Plugging in to the histories of our respective sports through reading the fundamentals they are built upon reminds us that good training, no matter what specialized discipline you prefer, all progresses from the same foundation. If we lose sight of this, we risk becoming narrow vision and incomplete in our approach.
Secondly, reading promotes conscious engagement with subject matter that many of us professionals handle on autopilot. We deploy our skill sets without conscious effort, almost with our eyes shut. Mastery of any skills, however, relies on periodic practice where they are broken back down into their conscious parts. Several compelling studies of neuroscience have shown that in order to avoid an erosion of mastery level competence, an individual must examine her technique and execution from time to time.
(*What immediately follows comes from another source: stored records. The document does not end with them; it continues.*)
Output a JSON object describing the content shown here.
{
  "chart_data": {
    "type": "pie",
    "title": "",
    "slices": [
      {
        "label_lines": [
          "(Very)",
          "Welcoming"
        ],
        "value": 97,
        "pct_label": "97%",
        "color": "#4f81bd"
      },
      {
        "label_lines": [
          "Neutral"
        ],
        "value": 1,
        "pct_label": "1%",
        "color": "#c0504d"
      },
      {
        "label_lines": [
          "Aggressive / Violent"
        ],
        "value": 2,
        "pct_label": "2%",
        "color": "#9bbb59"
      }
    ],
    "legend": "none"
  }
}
By revisiting the state of mind of learning something rather than having mastered it, our skills stay strong and flourish.
Lastly, I agree with Hueschmann that because horsemanship has such a long rich history we owe it to our horses to learn at least a little of it. Otherwise, we can be tempted to believe that the entirety of what we need to know rests in the hands of the latest celebrity trainer or online video. Granted, reading books is no replacement for hands-on practice. I would not suggest that any student can become proficient by books alone, nor should armchair dressage riders consider themselves educated without consistent time in the saddle.
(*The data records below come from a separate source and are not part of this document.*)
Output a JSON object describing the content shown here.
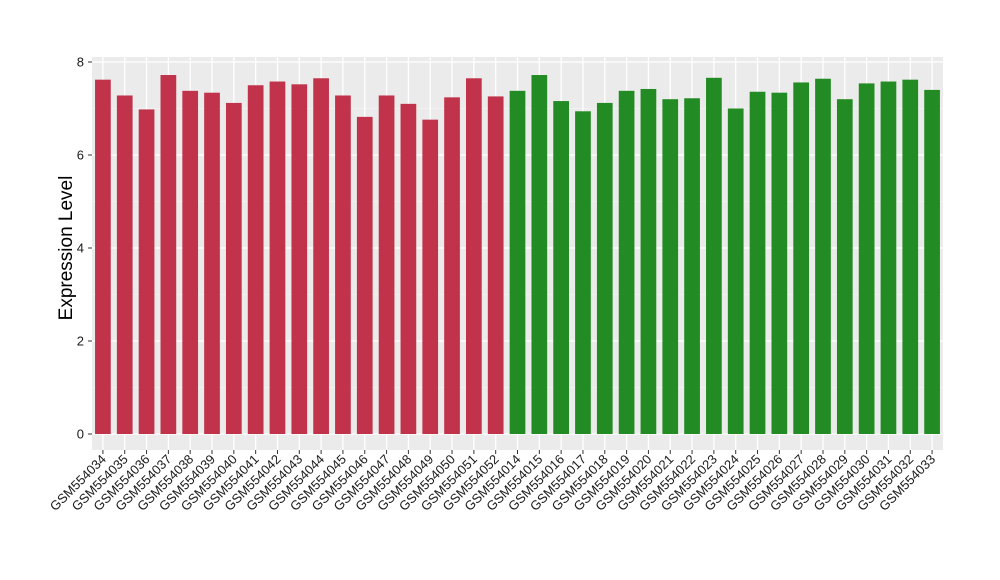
{
  "chart_data": {
    "type": "bar",
    "title": "",
    "xlabel": "",
    "ylabel": "Expression Level",
    "ylim": [
      0,
      8.2
    ],
    "yticks": [
      0,
      2,
      4,
      6,
      8
    ],
    "grid": true,
    "legend": "none",
    "panel_background": "#ebebeb",
    "colors": {
      "group1": "#c1334a",
      "group2": "#238b23"
    },
    "bars": [
      {
        "category": "GSM554034",
        "value": 7.62,
        "group": "group1"
      },
      {
        "category": "GSM554035",
        "value": 7.28,
        "group": "group1"
      },
      {
        "category": "GSM554036",
        "value": 6.98,
        "group": "group1"
      },
      {
        "category": "GSM554037",
        "value": 7.72,
        "group": "group1"
      },
      {
        "category": "GSM554038",
        "value": 7.38,
        "group": "group1"
      },
      {
        "category": "GSM554039",
        "value": 7.34,
        "group": "group1"
      },
      {
        "category": "GSM554040",
        "value": 7.12,
        "group": "group1"
      },
      {
        "category": "GSM554041",
        "value": 7.5,
        "group": "group1"
      },
      {
        "category": "GSM554042",
        "value": 7.58,
        "group": "group1"
      },
      {
        "category": "GSM554043",
        "value": 7.52,
        "group": "group1"
      },
      {
        "category": "GSM554044",
        "value": 7.65,
        "group": "group1"
      },
      {
        "category": "GSM554045",
        "value": 7.28,
        "group": "group1"
      },
      {
        "category": "GSM554046",
        "value": 6.82,
        "group": "group1"
      },
      {
        "category": "GSM554047",
        "value": 7.28,
        "group": "group1"
      },
      {
        "category": "GSM554048",
        "value": 7.1,
        "group": "group1"
      },
      {
        "category": "GSM554049",
        "value": 6.76,
        "group": "group1"
      },
      {
        "category": "GSM554050",
        "value": 7.24,
        "group": "group1"
      },
      {
        "category": "GSM554051",
        "value": 7.65,
        "group": "group1"
      },
      {
        "category": "GSM554052",
        "value": 7.26,
        "group": "group1"
      },
      {
        "category": "GSM554014",
        "value": 7.38,
        "group": "group2"
      },
      {
        "category": "GSM554015",
        "value": 7.72,
        "group": "group2"
      },
      {
        "category": "GSM554016",
        "value": 7.16,
        "group": "group2"
      },
      {
        "category": "GSM554017",
        "value": 6.94,
        "group": "group2"
      },
      {
        "category": "GSM554018",
        "value": 7.12,
        "group": "group2"
      },
      {
        "category": "GSM554019",
        "value": 7.38,
        "group": "group2"
      },
      {
        "category": "GSM554020",
        "value": 7.42,
        "group": "group2"
      },
      {
        "category": "GSM554021",
        "value": 7.2,
        "group": "group2"
      },
      {
        "category": "GSM554022",
        "value": 7.22,
        "group": "group2"
      },
      {
        "category": "GSM554023",
        "value": 7.66,
        "group": "group2"
      },
      {
        "category": "GSM554024",
        "value": 7.0,
        "group": "group2"
      },
      {
        "category": "GSM554025",
        "value": 7.36,
        "group": "group2"
      },
      {
        "category": "GSM554026",
        "value": 7.34,
        "group": "group2"
      },
      {
        "category": "GSM554027",
        "value": 7.56,
        "group": "group2"
      },
      {
        "category": "GSM554028",
        "value": 7.64,
        "group": "group2"
      },
      {
        "category": "GSM554029",
        "value": 7.2,
        "group": "group2"
      },
      {
        "category": "GSM554030",
        "value": 7.54,
        "group": "group2"
      },
      {
        "category": "GSM554031",
        "value": 7.58,
        "group": "group2"
      },
      {
        "category": "GSM554032",
        "value": 7.62,
        "group": "group2"
      },
      {
        "category": "GSM554033",
        "value": 7.4,
        "group": "group2"
      }
    ]
  }
}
But if too few riders revisit the classical texts on a regular basis, we will lose our compass. These deep roots that we must study over and over keep our modern training on course. They are our story for both past and present. And while nearly any reading can benefit horsemen, these early books in particular remain vital because they were written solely for education, not for marketing or profiteering. It is through them that we continue to educate ourselves wholly, lest we rely only on the ideologies du jour. We owe this to our horses and to equestrian sports in general.
These are my thoughts, but I’m curious what yours might be. Do you have books you fall back on?